Sobre os efeitos colaterais da pílula, o médico ginecologista Domingos Mantelli responde: “O anticoncepcional quando tomado sem a pausa, fará com que a mulher não menstrue, e ao mesmo tempo poderá deixar o ciclo também irregular, podendo ocorrer Spoting sangüíneo ( perda de sangue discreta e irregular) entre os ciclos. Os riscos de ter dores de cabeça e trombose também aumentam. Se a mulher não desejar menstruar mais, deverá procurar um método contraceptivo específico para esse fim, e não ficar tomando o anticoncepcional que deve fazer pausa, continuamente, pois poderá ser prejudicial”. Mesmo depois de uma recomendação médica que aprove o uso da pílula é de extrema importância que haja um acompanhamento regular, exames periódicos para notificar a quantidade de cada hormônio presente no sangue da pessoa e outras informações médicas.
Outras alternativas
Diante das incertezas que o anticoncepcional vêm trazendo cada vez mais à vida das mulheres, existem sempre as alternativas. Principalmente na vida das mais jovens. Enquanto 60% das mulheres com mais de 30 anos usam algum método contraceptivo, entre as jovens de 15 a 24 anos esse índice cai para 22%, de acordo com dados do Fundo de População das Nações Unidas. Mesmo quando há acesso, as questões típicas da idade interferem no uso. Tomar pílula todo dia requer disciplina, requer regras. Exigir camisinha a cada relação sexual demanda autoconfiança — tanto dela quanto dele. Até porque, é nítido casos de homens que preferem fazer sexo sem camisinha e acabam coagindo suas parceiras. Qual a melhor forma de se prevenir?
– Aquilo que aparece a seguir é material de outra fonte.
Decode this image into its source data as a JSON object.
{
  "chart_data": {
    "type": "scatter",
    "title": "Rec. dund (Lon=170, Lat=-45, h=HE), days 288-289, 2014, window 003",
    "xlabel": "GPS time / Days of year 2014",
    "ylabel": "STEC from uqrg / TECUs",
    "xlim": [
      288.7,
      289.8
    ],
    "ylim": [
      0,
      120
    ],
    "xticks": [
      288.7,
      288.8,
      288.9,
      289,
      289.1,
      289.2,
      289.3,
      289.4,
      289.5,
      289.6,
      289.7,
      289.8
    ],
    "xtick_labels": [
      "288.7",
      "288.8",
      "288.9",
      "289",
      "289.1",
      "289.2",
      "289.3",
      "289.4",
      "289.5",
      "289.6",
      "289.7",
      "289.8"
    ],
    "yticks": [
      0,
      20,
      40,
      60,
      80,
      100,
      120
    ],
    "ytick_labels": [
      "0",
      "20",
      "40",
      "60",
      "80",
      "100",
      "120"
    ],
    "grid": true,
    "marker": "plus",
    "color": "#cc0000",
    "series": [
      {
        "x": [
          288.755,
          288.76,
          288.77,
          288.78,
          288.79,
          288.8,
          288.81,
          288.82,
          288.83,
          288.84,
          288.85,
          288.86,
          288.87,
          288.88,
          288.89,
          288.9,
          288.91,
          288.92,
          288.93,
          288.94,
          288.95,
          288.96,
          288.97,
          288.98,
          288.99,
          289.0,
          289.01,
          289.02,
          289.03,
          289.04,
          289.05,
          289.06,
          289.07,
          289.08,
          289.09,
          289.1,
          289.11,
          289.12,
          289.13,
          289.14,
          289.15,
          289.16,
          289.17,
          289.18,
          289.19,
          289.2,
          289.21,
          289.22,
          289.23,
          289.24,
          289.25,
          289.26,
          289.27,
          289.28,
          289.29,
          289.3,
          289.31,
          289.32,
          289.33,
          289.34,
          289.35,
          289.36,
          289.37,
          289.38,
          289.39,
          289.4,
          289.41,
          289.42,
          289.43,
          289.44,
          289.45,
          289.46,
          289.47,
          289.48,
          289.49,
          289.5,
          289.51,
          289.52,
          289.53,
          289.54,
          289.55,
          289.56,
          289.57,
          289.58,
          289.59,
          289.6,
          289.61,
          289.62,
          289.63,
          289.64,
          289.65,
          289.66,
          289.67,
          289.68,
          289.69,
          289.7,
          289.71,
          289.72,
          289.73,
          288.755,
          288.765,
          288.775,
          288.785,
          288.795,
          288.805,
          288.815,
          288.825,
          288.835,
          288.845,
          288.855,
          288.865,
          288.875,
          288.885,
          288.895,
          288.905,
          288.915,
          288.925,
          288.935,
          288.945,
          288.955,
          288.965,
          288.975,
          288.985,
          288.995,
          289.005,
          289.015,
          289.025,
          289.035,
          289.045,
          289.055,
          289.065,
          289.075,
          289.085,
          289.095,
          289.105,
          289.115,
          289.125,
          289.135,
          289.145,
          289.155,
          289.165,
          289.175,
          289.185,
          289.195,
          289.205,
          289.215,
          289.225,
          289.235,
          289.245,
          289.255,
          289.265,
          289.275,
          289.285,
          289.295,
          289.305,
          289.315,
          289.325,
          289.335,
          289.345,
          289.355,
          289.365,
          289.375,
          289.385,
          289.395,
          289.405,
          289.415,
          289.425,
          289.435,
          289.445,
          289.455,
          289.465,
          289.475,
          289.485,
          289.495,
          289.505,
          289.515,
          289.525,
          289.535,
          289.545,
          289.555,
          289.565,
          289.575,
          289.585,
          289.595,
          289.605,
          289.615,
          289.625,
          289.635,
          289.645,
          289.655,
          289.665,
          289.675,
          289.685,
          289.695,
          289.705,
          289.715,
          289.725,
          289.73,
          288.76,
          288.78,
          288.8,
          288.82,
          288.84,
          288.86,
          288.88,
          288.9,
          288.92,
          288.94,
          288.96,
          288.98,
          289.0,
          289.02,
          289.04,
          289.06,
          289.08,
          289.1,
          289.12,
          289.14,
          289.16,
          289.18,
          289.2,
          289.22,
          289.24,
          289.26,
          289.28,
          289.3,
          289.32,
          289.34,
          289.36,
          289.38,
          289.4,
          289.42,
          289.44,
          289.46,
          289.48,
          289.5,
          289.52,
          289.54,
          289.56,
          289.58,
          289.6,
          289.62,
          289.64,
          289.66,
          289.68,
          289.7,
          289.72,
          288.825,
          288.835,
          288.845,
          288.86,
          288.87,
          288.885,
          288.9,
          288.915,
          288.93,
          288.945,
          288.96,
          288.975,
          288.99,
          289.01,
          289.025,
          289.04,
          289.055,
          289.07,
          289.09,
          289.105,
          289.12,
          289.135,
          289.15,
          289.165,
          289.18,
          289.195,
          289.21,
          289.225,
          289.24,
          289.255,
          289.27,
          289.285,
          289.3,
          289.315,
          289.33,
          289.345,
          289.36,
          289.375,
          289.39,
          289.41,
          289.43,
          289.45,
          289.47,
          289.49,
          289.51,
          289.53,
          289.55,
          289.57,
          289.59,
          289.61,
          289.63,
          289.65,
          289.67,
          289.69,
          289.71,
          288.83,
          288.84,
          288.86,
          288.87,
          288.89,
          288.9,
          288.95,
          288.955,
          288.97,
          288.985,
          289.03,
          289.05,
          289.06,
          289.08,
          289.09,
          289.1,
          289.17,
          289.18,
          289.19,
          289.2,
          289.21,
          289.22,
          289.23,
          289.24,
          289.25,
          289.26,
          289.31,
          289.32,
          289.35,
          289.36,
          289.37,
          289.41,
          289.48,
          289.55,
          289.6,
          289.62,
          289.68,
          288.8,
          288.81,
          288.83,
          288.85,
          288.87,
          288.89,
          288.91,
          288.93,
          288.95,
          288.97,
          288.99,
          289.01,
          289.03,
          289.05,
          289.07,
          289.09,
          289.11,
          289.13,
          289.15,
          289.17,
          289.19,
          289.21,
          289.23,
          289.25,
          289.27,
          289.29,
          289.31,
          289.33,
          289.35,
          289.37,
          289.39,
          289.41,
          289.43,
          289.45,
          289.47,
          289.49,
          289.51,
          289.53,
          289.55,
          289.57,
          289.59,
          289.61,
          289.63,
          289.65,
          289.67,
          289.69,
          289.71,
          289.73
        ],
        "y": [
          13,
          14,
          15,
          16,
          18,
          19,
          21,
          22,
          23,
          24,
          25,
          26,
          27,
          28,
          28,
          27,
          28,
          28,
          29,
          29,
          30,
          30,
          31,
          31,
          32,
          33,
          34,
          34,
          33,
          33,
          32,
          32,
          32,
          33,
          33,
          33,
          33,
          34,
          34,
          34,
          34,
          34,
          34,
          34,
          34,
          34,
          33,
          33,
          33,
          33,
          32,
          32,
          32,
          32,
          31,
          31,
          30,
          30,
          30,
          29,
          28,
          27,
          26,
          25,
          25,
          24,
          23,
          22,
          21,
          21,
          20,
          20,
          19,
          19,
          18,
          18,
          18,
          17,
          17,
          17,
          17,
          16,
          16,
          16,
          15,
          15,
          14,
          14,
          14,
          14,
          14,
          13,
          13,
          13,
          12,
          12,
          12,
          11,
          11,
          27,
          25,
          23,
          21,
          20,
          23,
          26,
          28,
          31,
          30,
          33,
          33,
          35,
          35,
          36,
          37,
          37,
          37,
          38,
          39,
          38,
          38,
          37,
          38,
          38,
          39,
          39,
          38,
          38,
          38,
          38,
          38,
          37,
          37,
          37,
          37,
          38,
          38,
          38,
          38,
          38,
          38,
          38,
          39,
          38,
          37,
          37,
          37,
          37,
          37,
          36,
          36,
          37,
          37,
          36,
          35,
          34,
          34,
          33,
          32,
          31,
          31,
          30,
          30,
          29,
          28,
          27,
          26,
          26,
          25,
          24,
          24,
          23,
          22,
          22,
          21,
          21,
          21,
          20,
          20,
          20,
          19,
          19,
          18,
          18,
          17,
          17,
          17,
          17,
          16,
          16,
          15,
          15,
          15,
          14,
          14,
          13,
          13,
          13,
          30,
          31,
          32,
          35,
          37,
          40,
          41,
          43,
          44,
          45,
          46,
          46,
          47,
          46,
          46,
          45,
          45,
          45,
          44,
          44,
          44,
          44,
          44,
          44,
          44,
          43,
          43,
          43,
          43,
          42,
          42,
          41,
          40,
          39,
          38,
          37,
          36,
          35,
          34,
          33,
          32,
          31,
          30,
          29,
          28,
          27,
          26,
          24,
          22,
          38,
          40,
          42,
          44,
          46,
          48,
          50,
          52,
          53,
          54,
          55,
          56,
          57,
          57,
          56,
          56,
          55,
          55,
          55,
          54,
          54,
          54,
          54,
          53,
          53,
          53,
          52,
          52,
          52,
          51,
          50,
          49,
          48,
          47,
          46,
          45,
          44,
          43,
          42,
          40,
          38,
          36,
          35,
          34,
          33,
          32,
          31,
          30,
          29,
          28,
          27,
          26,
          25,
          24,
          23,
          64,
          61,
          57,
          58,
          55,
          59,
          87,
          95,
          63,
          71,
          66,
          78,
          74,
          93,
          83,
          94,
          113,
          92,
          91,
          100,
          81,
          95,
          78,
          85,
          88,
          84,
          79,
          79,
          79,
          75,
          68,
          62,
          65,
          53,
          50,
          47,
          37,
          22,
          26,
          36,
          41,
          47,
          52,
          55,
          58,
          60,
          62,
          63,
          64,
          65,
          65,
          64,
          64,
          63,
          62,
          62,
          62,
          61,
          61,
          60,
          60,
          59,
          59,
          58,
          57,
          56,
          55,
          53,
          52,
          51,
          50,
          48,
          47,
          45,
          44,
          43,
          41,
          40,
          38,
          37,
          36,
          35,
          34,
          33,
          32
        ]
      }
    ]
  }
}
Existem inúmeros que podem ser utilizados e não possuem nenhuma taxa hormonal. como o diafragma e até o preservativo feminino. Além daqueles considerados de alto risco e, na maioria das vezes, possuem uma taxa de erro muito grande, como a tabelinha e o coito interrompido; métodos que ainda são muito usados, principalmente entre as adolescentes.
Hoje em dia, há muitos estudos e testes que apontam para um novo avanço: o anticoncepcional masculino. Porém, são apenas estudos, e os primeiros testes alegaram efeitos colaterais. Porém, para as mulheres os efeitos colaterais são inúmeros e a venda é liberada. Porque só para as mulheres esse fardo de ter que escolher entre prevenção ou saúde?
Hoje em dia, a alternativa mais eficaz para as mulheres é o DIU ou dispositivo intra – uterino. Define-se por ser um método contraceptivo de longo prazo, sua eficácia pode durar até 10 anos. Sua reversibilidade também é exaltada; após a retirada do dispositivo, a fertilidade volta ao normal. Porém, não é um método que agrada tanto às mulheres, principalmente pelo preço e muitas vezes, o método de se colocar o dispositivo.
Os métodos contraceptivos mais comuns são a pílula e a camisinha, que juntos, previnem DST’s e gravidez indesejada. (Fonte:Reprodução)
É sempre bom ressaltar que esses métodos contraceptivos só são eficazes na hora de se evitar uma gravidez; porém, as doenças sexualmente transmissíveis ainda podem acontecer. É por isso que, aliar o uso da camisinha nas relações sexuais com algum outro método citado são imprescindíveis para um sexo seguro e para evitar uma eventual gravidez indesejada.
Porém, a visita a um médico é essencial. Conhecer nossos corpos é fundamental e, principalmente, cuidar do nosso corpo e mente. Usar ou não pílula anticoncepcional deve ser uma escolha, e não uma imposição da sociedade, que muitas vezes nos deixa vulneráveis a eventuais riscos. Porém, ter responsabilidade e evitar doenças é sempre a melhor opção.